Nombreuses disciplines des sciences dures et sciences humaines ce sont appropriées la notion de "terroir". Bien que toutes ces disciplines produisent du savoir, permettant de comprendre au mieux ce qu'est le "terroir", le terme reste encore très débattu dans le milieu scientifique. A travers le regard de quelques disciplines, nous allons appréhender la notion de "terroir" , tenter de la définir et s'intéresser à l'utilisation du terme. Puis en s’intéressant à l'engagement des vignerons, à leur travail sur "l'expression du terroir" nous allons voir les tensions et les rapports de forces qui émergent aux sein des interactions entre les producteurs de "vin de terroir" et "vin naturel" .

I/ Comprendre la notion de "terroir": l'utilisation du terme une spécificité française


Historiquement l'idée que la qualité du vin soit cautionnée par l'origine géographique de celui ci a toujours jalonné la viticulture. Et a amené à penser des "certifications territoriales de la qualité des produits agroalimentaires" à travers une reconnaissance politique des territoires ( politique de territorialisation des régions). Aujourd'hui le terroir est vu comme un espace vivant et innovant, pris dans des normes environnementales jugées acceptables et des critères socio-économiques subjectifs ( INRA & INAO). Le terroir se retrouve alors normalisé par les notions "Appellations contrôlées" vues comme les garantes de la qualité du vin.
On observe aujourd'hui une augmentation de la consommation des vins labellisés. Puisque dans l'imaginaire social, les appellations sont gages de qualité, les consommateurs suivent ces logiques. Bien que socialement et historiquement le " terroir" fut construit comme un atout majeur dans la Production et la Consommation du vin, peut d'acteurs savent expliquer la corrélation entre le terroir et la qualité d'un vin, où plus précisément son impact sur la qualité des vins.
Il faut savoir aussi que le terme " terroir" et l'ensemble des enjeux agronomiques et sociétaux que véhicule la notion, n'a pas d'équivalent dans les autres langages viticoles ( Anglais, Espagnol, Italien). L'utilisation du terme " terroir" dans le langage viticole et le langage commun français reflète une évolution culturelle du concept, spécifique à la France. Où le terme " terroir" s'applique dans une dynamique locale ou régionale.
Le terme "terroir" ballote entre simplifications agronomiques et complexités socio-économiques, une polysémie difficile à saisir qui englobe à la fois des facteurs biotiques (géomorphologique, climatologique, biogéographique..) et une dimension anthropique complexe (modélisation du vivant). Cette confusion qui entoure le terme " terroir" trouve aussi sa source dans l'appropriation et l'utilisation de la notion par les acteurs sociaux, de la production et de la consommation.
En France dans les années 60, le terme " terroir" se voit associé à une connotation négative dans la sphère sociale.

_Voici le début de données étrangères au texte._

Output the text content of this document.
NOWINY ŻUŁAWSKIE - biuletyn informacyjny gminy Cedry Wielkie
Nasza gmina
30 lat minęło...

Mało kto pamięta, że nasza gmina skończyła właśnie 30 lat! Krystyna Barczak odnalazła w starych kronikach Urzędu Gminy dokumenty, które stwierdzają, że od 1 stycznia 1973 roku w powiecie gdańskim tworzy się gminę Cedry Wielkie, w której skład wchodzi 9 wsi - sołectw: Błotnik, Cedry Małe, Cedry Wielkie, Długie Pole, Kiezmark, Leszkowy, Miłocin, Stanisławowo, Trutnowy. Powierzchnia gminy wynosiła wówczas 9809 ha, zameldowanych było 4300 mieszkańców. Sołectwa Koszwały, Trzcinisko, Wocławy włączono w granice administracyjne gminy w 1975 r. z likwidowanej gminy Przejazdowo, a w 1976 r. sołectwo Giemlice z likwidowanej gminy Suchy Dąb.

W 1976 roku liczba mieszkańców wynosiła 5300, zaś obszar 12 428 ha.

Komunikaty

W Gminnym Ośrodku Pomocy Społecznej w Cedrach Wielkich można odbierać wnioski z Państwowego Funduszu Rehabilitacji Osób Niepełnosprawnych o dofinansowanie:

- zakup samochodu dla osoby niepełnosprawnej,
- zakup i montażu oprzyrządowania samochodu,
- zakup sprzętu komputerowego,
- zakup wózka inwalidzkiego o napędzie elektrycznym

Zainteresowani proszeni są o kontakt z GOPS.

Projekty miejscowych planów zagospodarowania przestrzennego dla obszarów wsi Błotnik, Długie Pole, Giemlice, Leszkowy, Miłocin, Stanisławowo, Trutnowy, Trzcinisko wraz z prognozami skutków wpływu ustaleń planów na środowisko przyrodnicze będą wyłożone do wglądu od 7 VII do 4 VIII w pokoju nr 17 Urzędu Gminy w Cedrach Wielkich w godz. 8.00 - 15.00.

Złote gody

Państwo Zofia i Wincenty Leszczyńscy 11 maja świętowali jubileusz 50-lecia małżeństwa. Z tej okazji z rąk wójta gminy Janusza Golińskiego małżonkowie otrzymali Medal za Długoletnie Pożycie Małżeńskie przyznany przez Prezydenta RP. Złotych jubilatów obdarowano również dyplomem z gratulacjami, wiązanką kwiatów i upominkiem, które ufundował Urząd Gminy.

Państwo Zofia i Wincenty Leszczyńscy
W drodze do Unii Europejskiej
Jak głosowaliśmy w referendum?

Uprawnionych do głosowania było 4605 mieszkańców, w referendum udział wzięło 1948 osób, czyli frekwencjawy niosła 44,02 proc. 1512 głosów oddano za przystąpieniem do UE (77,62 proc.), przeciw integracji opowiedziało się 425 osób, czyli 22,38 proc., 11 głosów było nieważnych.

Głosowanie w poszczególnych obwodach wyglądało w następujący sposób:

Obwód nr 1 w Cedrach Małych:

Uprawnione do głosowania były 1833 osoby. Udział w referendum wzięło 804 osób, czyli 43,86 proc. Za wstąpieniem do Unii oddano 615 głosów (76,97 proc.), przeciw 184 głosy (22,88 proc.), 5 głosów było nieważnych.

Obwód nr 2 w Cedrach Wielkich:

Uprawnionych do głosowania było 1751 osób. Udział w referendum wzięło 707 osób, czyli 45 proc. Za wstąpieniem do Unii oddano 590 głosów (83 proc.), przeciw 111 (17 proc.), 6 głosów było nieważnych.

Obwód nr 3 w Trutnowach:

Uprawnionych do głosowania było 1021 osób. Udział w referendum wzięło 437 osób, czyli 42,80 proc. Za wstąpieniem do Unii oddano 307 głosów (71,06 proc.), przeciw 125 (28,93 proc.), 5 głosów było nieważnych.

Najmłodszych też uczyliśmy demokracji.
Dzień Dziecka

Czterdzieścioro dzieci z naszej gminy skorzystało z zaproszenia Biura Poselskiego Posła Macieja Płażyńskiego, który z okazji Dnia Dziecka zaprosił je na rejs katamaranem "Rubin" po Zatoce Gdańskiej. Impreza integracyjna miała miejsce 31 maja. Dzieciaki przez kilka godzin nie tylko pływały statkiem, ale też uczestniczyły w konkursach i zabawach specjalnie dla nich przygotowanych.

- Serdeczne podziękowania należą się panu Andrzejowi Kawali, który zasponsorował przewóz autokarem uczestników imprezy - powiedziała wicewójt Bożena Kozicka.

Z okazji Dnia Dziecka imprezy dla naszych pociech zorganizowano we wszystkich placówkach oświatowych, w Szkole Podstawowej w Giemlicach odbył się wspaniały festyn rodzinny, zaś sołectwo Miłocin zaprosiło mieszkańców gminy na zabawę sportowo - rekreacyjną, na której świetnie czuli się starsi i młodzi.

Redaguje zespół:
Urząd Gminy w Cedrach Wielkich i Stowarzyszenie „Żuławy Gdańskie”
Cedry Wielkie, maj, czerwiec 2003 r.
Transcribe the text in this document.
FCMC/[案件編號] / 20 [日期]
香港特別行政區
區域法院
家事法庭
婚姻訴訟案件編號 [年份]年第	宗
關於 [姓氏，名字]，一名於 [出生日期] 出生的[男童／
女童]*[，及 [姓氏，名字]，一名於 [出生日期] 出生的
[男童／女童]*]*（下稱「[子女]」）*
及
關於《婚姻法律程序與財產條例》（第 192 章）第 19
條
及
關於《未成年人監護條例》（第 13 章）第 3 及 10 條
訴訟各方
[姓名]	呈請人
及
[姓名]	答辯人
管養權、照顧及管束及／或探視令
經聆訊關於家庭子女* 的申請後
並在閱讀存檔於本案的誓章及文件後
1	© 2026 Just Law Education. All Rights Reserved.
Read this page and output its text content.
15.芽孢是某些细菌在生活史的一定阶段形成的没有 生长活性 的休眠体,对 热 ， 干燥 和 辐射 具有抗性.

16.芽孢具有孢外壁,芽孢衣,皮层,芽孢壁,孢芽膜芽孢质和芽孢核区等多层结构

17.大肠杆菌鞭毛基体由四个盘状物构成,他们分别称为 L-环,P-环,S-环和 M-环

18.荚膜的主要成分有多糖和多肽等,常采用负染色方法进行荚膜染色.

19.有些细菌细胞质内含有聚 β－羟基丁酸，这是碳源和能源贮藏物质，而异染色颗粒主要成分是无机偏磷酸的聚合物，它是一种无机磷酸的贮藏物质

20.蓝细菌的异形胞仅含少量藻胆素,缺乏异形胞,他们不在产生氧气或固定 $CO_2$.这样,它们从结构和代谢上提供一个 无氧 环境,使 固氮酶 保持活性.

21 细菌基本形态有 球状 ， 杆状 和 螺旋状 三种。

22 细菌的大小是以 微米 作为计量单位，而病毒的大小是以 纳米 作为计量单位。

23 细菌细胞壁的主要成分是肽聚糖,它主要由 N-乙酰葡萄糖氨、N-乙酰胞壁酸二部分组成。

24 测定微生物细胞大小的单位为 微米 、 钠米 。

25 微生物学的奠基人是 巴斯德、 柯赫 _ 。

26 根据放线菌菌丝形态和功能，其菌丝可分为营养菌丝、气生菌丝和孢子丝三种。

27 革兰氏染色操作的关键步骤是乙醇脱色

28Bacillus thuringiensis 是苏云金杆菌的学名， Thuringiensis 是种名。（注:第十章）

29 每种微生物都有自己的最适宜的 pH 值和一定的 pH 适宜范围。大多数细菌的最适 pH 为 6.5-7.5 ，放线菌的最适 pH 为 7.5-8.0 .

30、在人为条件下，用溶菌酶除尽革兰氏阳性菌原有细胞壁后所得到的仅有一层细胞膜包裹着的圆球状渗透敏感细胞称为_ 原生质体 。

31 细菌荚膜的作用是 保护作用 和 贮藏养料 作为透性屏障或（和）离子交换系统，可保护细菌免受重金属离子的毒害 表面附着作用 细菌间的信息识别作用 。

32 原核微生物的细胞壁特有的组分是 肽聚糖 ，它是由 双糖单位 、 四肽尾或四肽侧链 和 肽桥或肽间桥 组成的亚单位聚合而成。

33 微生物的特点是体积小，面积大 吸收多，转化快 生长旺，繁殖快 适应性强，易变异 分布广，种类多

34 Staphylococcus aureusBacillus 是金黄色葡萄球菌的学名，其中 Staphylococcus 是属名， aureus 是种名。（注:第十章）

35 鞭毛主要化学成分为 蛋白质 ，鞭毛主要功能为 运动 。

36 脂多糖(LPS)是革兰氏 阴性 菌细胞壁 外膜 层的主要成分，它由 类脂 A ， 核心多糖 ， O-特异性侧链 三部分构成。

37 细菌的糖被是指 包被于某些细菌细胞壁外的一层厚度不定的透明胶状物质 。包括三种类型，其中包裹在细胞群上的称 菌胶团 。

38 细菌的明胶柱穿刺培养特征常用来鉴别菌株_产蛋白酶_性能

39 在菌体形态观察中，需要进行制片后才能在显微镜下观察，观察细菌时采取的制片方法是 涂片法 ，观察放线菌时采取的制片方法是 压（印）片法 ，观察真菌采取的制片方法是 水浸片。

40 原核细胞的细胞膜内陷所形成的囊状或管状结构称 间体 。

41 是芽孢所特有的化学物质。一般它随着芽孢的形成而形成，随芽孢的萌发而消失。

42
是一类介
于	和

Le mot "terroir" fut le porteur des stéréotypes d'une " ruralité démodée" voir " retardée" en opposition à l'espace urbain "notateur" et "moderne", terminologie révélatrice d'une dichotomie entre " espace urbain" et " espace rural" de l'époque, qui persiste encore aujourd'hui.
Cependant dans les sciences, la géographie et la taxonomique des espaces étant les premières disciplines à s'approprier la notion de " terroir", ont véhiculé autour de celle ci des représentations valorisantes du milieu rural. Le sortant de cette " fixité" qui lui était associé et ont témoigné de ses dynamiques ainsi que son renouvellement constant.
Cette dichotomie entre " espace rural" et " espace urbain", pendant la révolution industrielle, rend le concept de " terroir" confus. En 1968, la Commission de géographie rurale définit le terroir comme un " territoire présentant certains caractères qui le distingue au point de vue agronomique des territoires voisins". Cette définition adoptée dans le milieu scientifique, met l'accent sur la pluralité des terroirs et leurs identités liées à leur biome. Et qu'un "terroir" s'identifie en comparaison à un autre, ce qui amène à voir les relations d'interdépendance des terroirs.
Bien que la définition date de 1968, l'usage du terme " terroir" remonte à plus loin. En 1212 il était employé au sens agraire de terme et était considéré comme un synonyme de " territoire". Puis en 1601, Olivier de Serres se réapproprie cette notion dans l'optique de donner des bases rationnelles à l'agriculture. Il théorise les liens entre les types de terroir et les types de culture, dans son ouvrage; " Le fondement de l'agriculture est la connaissance du naturel des terroirs que nous voulons cultiver". Le concept de " terroir" évoque alors la "terre" et est envisagé comme un espace productif. Il introduit aussi une réflexion sur les liens entre les conditions climatiques et les environnements humanisés, agraires et agricoles. Ce qui nous amène à penser aujourd'hui l'influence de la technicité et l'intervention humaine sur les caractéristiques du terroir et sur l'identité des vins, que nous aborderons plus tard.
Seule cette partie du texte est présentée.